Une casserole et un extracteur
Rien ne prédestinait Mme Kim à passer maître dans l’art de fabriquer du tofu. C’est plutôt une succession de rencontres qui l’ont menée jusque-là. Née à Séoul, elle y travaillait dans l’informatique. Sa première rencontre est celle de la Suisse. «On ne choisit pas le pays où l’on naît, mais on peut choisir le pays où l’on veut vivre et mourir», affirme-t-elle.
Venue s’installer en Suisse comme guide touristique, elle fait une deuxième rencontre décisive, en 2015 : son voisin Francis Jäggi, qui a commencé à cultiver du soja dans sa ferme bio de Coinsins, lui demande si elle serait d’accord d’essayer de le transformer en tofu. Se prêtant au jeu, elle commence ses expérimentations avec une simple casserole, une plaque et un extracteur de jus pour produire le lait de soja. Elle considère cette activité comme un hobby, mais ses tofus se vendent comme des petits pains.
Encouragée par ses clients, elle finit par arrêter ses autres activités en 2018 pour se consacrer entièrement au tofu. La demande ne cessant d’augmenter, elle finit par trouver un local de production et investit dans des équipements professionnels. Elle tient à rester à Coinsins car «la qualité de l’eau y est excellente». L’eau, voilà un autre ingrédient absolument essentiel, selon elle, à la confection d’un bon tofu.
Ça n’a pas de goût !
Un bon tofu? J’entends déjà les remarques narquoises: «Comment le tofu peut-il être bon puisqu’il n’a pas de goût!». Il est vrai qu’à la demande de ses clients, Mme Kim fabrique des tofus aromatisés: à la ciboulette, aux herbes, à l’ail des ours ou encore fumé. Ces versions-là sont inconnues dans son pays: «Chez nous, en Corée, il n’y a que du tofu nature. Mais il en existe une infinie variété, qui se distinguent par leur texture.» Les consistances vont du presque liquide au tofu ferme. Le choix se fait en fonction de l’emploi que l’on en fait – en soupe, en mijoté, grillé, ou même consommé seul avec quelques gouttes de sauce soja. «Pour une soupe, par exemple, on choisira un tofu moelleux, qui apportera une texture douce et harmonieuse.»

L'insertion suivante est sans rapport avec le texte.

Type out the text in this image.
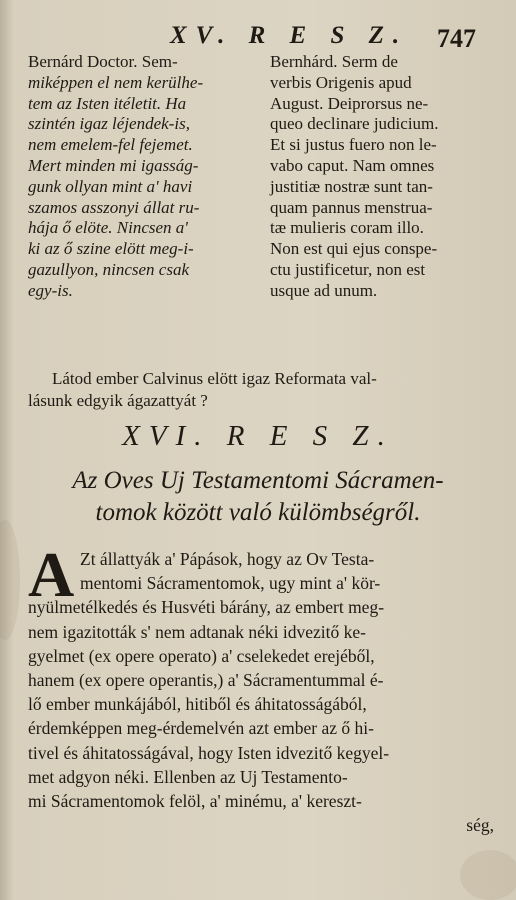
XV. R E S Z. 747
Bernárd Doctor. Sem-
miképpen el nem kerülhe-
tem az Isten itéletit. Ha
szintén igaz léjendek-is,
nem emelem-fel fejemet.
Mert minden mi igasság-
gunk ollyan mint a' havi
szamos asszonyi állat ru-
hája ő elöte. Nincsen a'
ki az ő szine elött meg-i-
gazullyon, nincsen csak
egy-is.
Bernhárd. Serm de
verbis Origenis apud
August. Deiprorsus ne-
queo declinare judicium.
Et si justus fuero non le-
vabo caput. Nam omnes
justitiæ nostræ sunt tan-
quam pannus menstrua-
tæ mulieris coram illo.
Non est qui ejus conspe-
ctu justificetur, non est
usque ad unum.
Látod ember Calvinus elött igaz Reformata val-
lásunk edgyik ágazattyát ?
XVI. R E S Z.
Az Oves Uj Testamentomi Sácramen-
tomok között való külömbségről.
A Zt állattyák a' Pápások, hogy az Ov Testa-
mentomi Sácramentomok, ugy mint a' kör-
nyülmetélkedés és Husvéti bárány, az embert meg-
nem igazitották s' nem adtanak néki idvezitő ke-
gyelmet (ex opere operato) a' cselekedet erejéből,
hanem (ex opere operantis,) a' Sácramentummal é-
lő ember munkájából, hitiből és áhitatosságából,
érdemképpen meg-érdemelvén azt ember az ő hi-
tivel és áhitatosságával, hogy Isten idvezitő kegyel-
met adgyon néki. Ellenben az Uj Testamento-
mi Sácramentomok felöl, a' minému, a' kereszt-
ség,
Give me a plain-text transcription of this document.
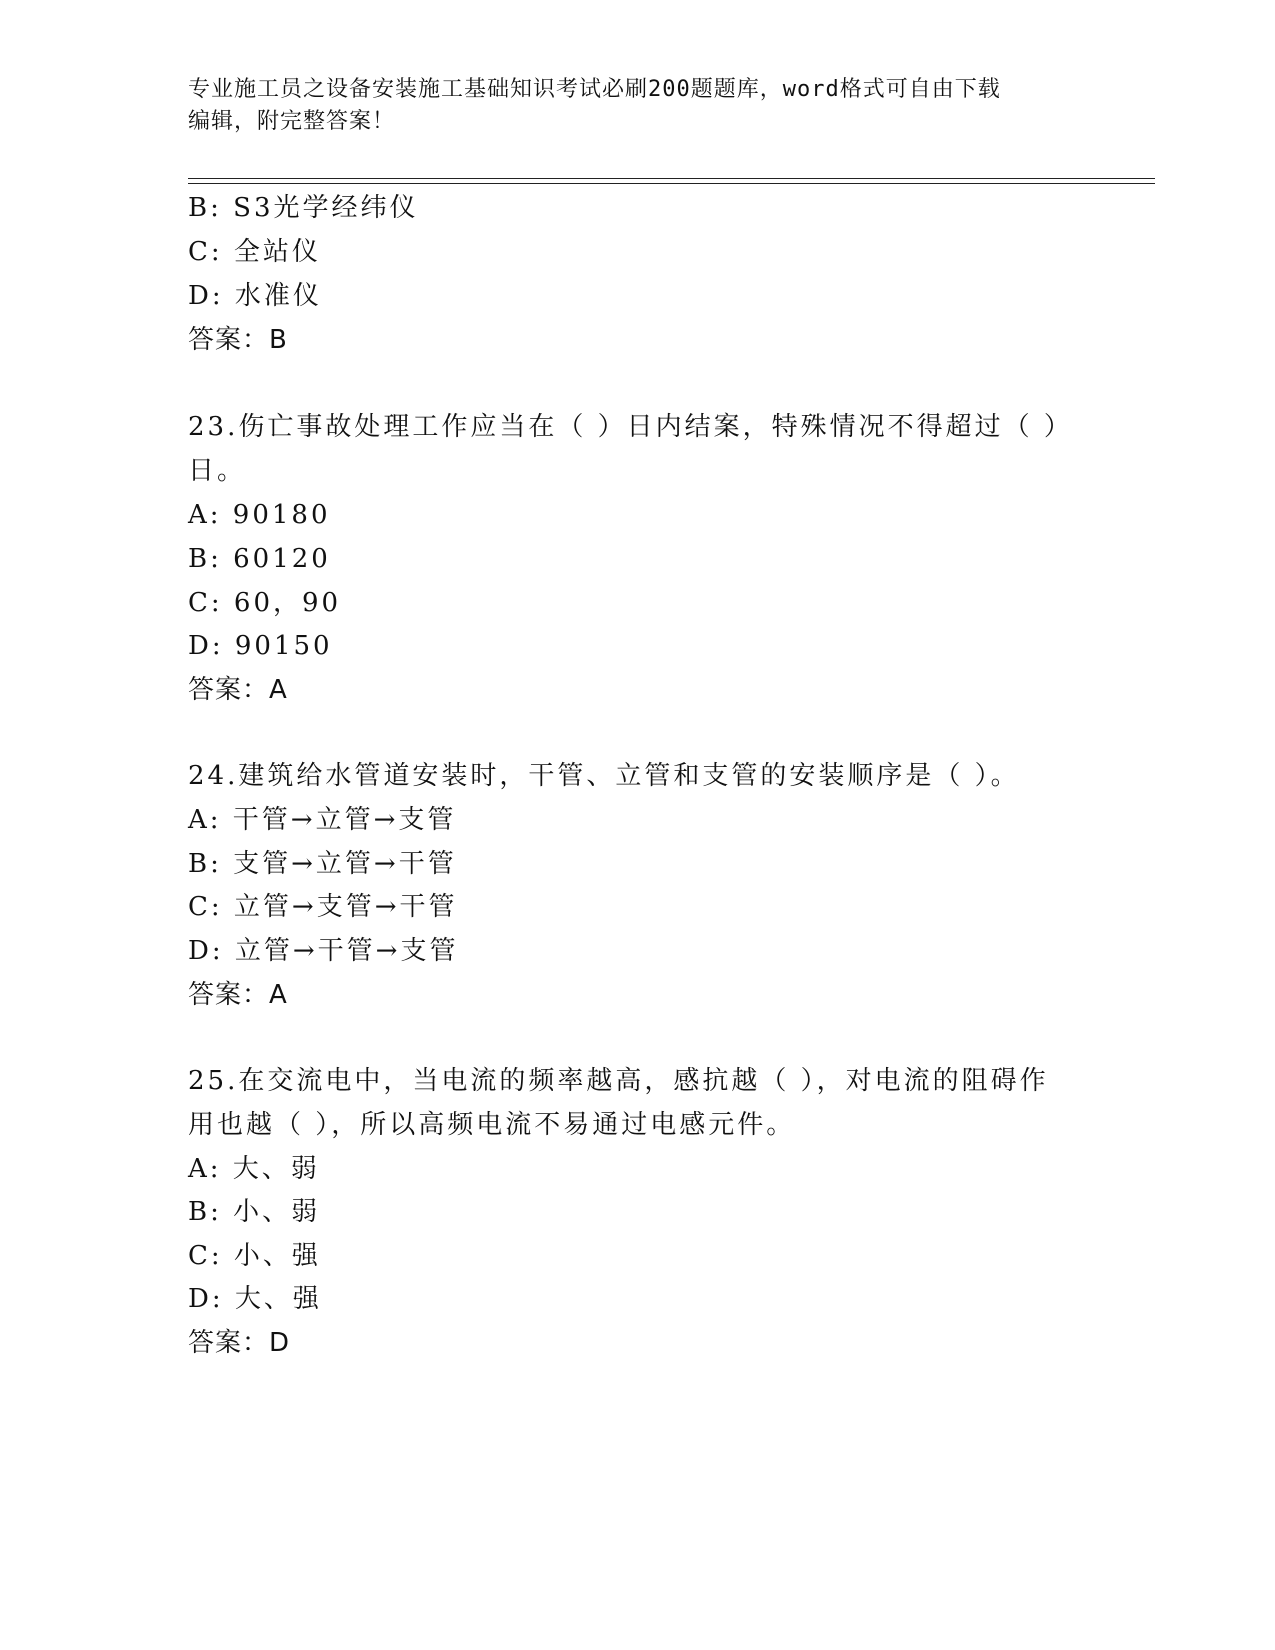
专业施工员之设备安装施工基础知识考试必刷200题题库，word格式可自由下载
编辑，附完整答案！
B: S3光学经纬仪
C: 全站仪
D: 水准仪
答案：B
23.伤亡事故处理工作应当在（ ）日内结案，特殊情况不得超过（ ）
日。
A: 90180
B: 60120
C: 60，90
D: 90150
答案：A
24.建筑给水管道安装时，干管、立管和支管的安装顺序是（ ）。
A: 干管→立管→支管
B: 支管→立管→干管
C: 立管→支管→干管
D: 立管→干管→支管
答案：A
25.在交流电中，当电流的频率越高，感抗越（ ），对电流的阻碍作
用也越（ ），所以高频电流不易通过电感元件。
A: 大、弱
B: 小、弱
C: 小、强
D: 大、强
答案：D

«C’est lié à notre culture culinaire, raconte encore Mme Kim. Chez nous, le repas se compose d’une multitude de petits plats.» C’est d’ailleurs le principe même du bibimbap coréen: du riz accompagné d’une multitude d’autres garnitures, viande et légumes qui varient selon la saison et les ingrédients dont on dispose. «L’ensemble doit former un équilibre, une harmonie. Le tofu fait partie de cette harmonie. C’est la raison pour laquelle le tofu voisine avec la viande dans notre cuisine. Ensemble, ils forment un équilibre entre protéine végétale et protéine animale.» Comme quoi, le tofu n’est pas forcément un truc de végétariens…
Et pour ceux qui voudraient se lancer pour la première fois, comment conseille-t-elle de le préparer? «Découpez-le en tranches d’un centimètre que vous passez dans de la maïzena ou de la farine de riz, avant de les rissoler à la poêle. Sel, poivre. C’est tout simple, mais délicieux!».
Pour cette recette, préférez un tofu artisanal qui fera vraiment la différence avec les produits de supermarché. Aujourd’hui, on en trouve de plus en plus facilement dans les épiceries locales, au marché (celui de Mme Kim est vendu tous les samedis au marché de Nyon, ainsi que dans de nombreuses épiceries du canton de Vaud) ou dans les magasins à la ferme. Ou alors pourquoi pas tenter vous-même la fabrication de tofu maison? Il existe de nombreux tutos sur internet… et entre autres celui de Mme Kim en personne!